蓋鹵王が王位についたとき、文周は上佐平(百済の官位のひとつ。1等官の上に立つ宰相に相当)として蓋鹵王を補佐するようになった。高句麗の長寿王が475年9月に百済の首都漢城(ソウル特別市)に攻め入った際、蓋鹵王の命で文周は新羅に救援(羅済同盟)を求めに出ており(『三国史記』百済本紀・蓋鹵王紀では木刕満致らとともに南方に逃れている)、10月に新羅の兵1万を率いて都に戻ったときには、既に漢城は陥落して蓋鹵王は処刑されていた。文周は直ちに王位について熊津(忠清南道公州市)に遷都した。
『日本書紀』においては雄略天皇20年(476年)に高句麗が百済を滅ぼしたこと、同21年(477年)3月に雄略天皇が久麻那利(こむなり、熊津を指す)を百済の汶洲王に下賜して国の復興をさせた、と記している。
高句麗に備える体制を整えるため、476年2月に大豆山城(忠清北道清州市)を修復し、漢江の北の民を移住させた。3月には宋を頼ろうとして朝貢使を送ったが、たどり着けず目的を果たすことはできなかった。また、国内では実力者の解仇を兵官佐平、王弟の昆支を内臣佐平に任命し、長子三斤を太子に封じたが、昆支はまもなく没した。その後、解仇は専横を振るったが文周王はこれを制することができず、却って解仇が放った刺客によって477年9月に暗殺された。在位3年。
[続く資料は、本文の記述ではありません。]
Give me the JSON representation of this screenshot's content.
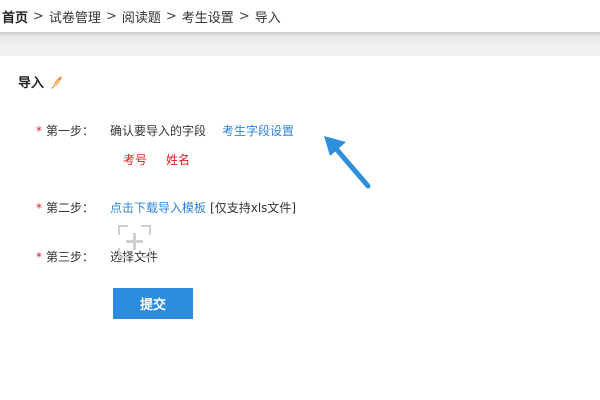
{
  "breadcrumb": {
    "items": [
      "首页",
      "试卷管理",
      "阅读题",
      "考生设置",
      "导入"
    ],
    "separator": ">"
  },
  "section": {
    "title": "导入",
    "icon": "feather-icon"
  },
  "steps": [
    {
      "required_mark": "*",
      "label": "第一步：",
      "text": "确认要导入的字段",
      "link": "考生字段设置",
      "fields": [
        "考号",
        "姓名"
      ]
    },
    {
      "required_mark": "*",
      "label": "第二步：",
      "link": "点击下载导入模板",
      "note": "[仅支持xls文件]"
    },
    {
      "required_mark": "*",
      "label": "第三步：",
      "text": "选择文件"
    }
  ],
  "submit_label": "提交",
  "colors": {
    "link": "#2d84d8",
    "required": "#e02020",
    "button": "#2b8ce0",
    "arrow": "#2f8fdc"
  }
}
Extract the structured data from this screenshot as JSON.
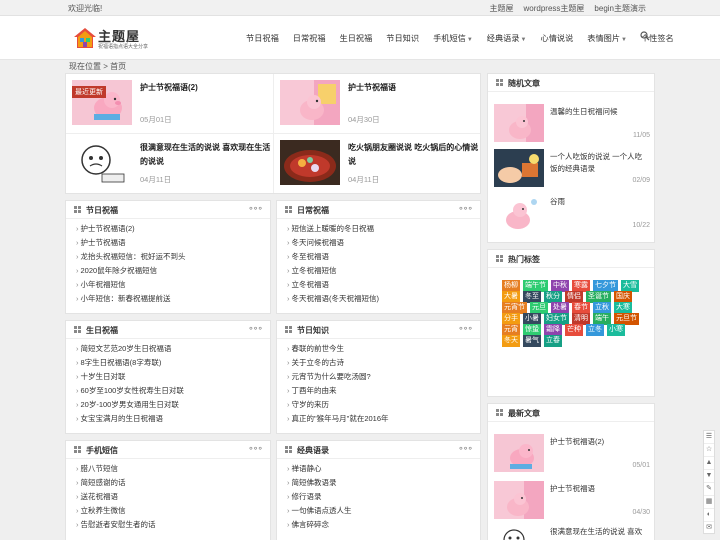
{
  "topbar": {
    "welcome": "欢迎光临!",
    "links": [
      "主题屋",
      "wordpress主题屋",
      "begin主题演示"
    ]
  },
  "logo": {
    "title": "主题屋",
    "slogan": "祝福语指点语大全分享"
  },
  "nav": {
    "items": [
      {
        "label": "节日祝福",
        "has_sub": false
      },
      {
        "label": "日常祝福",
        "has_sub": false
      },
      {
        "label": "生日祝福",
        "has_sub": false
      },
      {
        "label": "节日知识",
        "has_sub": false
      },
      {
        "label": "手机短信",
        "has_sub": true
      },
      {
        "label": "经典语录",
        "has_sub": true
      },
      {
        "label": "心情说说",
        "has_sub": false
      },
      {
        "label": "表情图片",
        "has_sub": true
      },
      {
        "label": "个性签名",
        "has_sub": false
      }
    ]
  },
  "breadcrumb": {
    "label": "现在位置",
    "sep": ">",
    "home": "首页"
  },
  "featured": [
    {
      "title": "护士节祝福语(2)",
      "date": "05月01日",
      "badge": "最近更新"
    },
    {
      "title": "护士节祝福语",
      "date": "04月30日"
    },
    {
      "title": "很满意现在生活的说说 喜欢现在生活的说说",
      "date": "04月11日"
    },
    {
      "title": "吃火锅朋友圈说说 吃火锅后的心情说说",
      "date": "04月11日"
    }
  ],
  "sections": [
    {
      "title": "节日祝福",
      "items": [
        "护士节祝福语(2)",
        "护士节祝福语",
        "龙抬头祝福短信：祝好运不到头",
        "2020鼠年除夕祝福短信",
        "小年祝福短信",
        "小年短信：新春祝福提前送"
      ]
    },
    {
      "title": "日常祝福",
      "items": [
        "短信送上暖暖的冬日祝福",
        "冬天问候祝福语",
        "冬至祝福语",
        "立冬祝福短信",
        "立冬祝福语",
        "冬天祝福语(冬天祝福短信)"
      ]
    },
    {
      "title": "生日祝福",
      "items": [
        "简短文艺范20岁生日祝福语",
        "8字生日祝福语(8字寿联)",
        "十岁生日对联",
        "60岁至100岁女性祝寿生日对联",
        "20岁-100岁男女通用生日对联",
        "女宝宝满月的生日祝福语"
      ]
    },
    {
      "title": "节日知识",
      "items": [
        "春联的前世今生",
        "关于立冬的古诗",
        "元宵节为什么要吃汤圆?",
        "丁酉年的由来",
        "守岁的来历",
        "真正的\"猴年马月\"就在2016年"
      ]
    },
    {
      "title": "手机短信",
      "items": [
        "腊八节短信",
        "简短感谢的话",
        "送花祝福语",
        "立秋养生微信",
        "告慰逝者安慰生者的话"
      ]
    },
    {
      "title": "经典语录",
      "items": [
        "禅语静心",
        "简短佛教语录",
        "修行语录",
        "一句佛语点透人生",
        "佛言碎碎念"
      ]
    }
  ],
  "sidebar": {
    "random": {
      "title": "随机文章",
      "items": [
        {
          "title": "温馨的生日祝福问候",
          "date": "11/05"
        },
        {
          "title": "一个人吃饭的说说 一个人吃饭的经典语录",
          "date": "02/09"
        },
        {
          "title": "谷雨",
          "date": "10/22"
        }
      ]
    },
    "tags": {
      "title": "热门标签",
      "list": [
        "杨柳",
        "端午节",
        "中秋",
        "寒露",
        "七夕节",
        "大雪",
        "大暑",
        "冬至",
        "秋分",
        "情侣",
        "圣诞节",
        "国庆",
        "元宵节",
        "元旦",
        "处暑",
        "春节",
        "立秋",
        "大寒",
        "分手",
        "小暑",
        "妇女节",
        "清明",
        "端午",
        "元旦节",
        "元宵",
        "惊蛰",
        "霜降",
        "芒种",
        "立冬",
        "小寒",
        "冬天",
        "暑气",
        "立春"
      ],
      "colors": [
        "#e67e22",
        "#2ecc71",
        "#8e44ad",
        "#e74c3c",
        "#3498db",
        "#1abc9c",
        "#f39c12",
        "#34495e",
        "#16a085",
        "#c0392b",
        "#27ae60",
        "#d35400"
      ]
    },
    "latest": {
      "title": "最新文章",
      "items": [
        {
          "title": "护士节祝福语(2)",
          "date": "05/01"
        },
        {
          "title": "护士节祝福语",
          "date": "04/30"
        },
        {
          "title": "很满意现在生活的说说 喜欢现",
          "date": ""
        }
      ]
    }
  },
  "float_tools": [
    "分享",
    "收藏",
    "顶部",
    "底部",
    "评论",
    "二维码",
    "主题",
    "联系"
  ],
  "colors": {
    "accent": "#c0392b",
    "bg": "#efefef"
  }
}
先王の敗死から遷都を経て王権は低下しており、王権の回復は武寧王の即位(501年)まで待たなくてはならない状況になっていた。
476年4月、耽羅国(済州島)が貢物を献じてきたので、その使者に恩率(3等官)の位を与えたことが記されている。
一時滅亡と遷都しての再興という事情から、文周王・三斤王時代の百済の原史料は錯綜しており、『三国史記』年表においては文周王の治世を3年とし、百済本紀・文周王紀では4年条が存在している。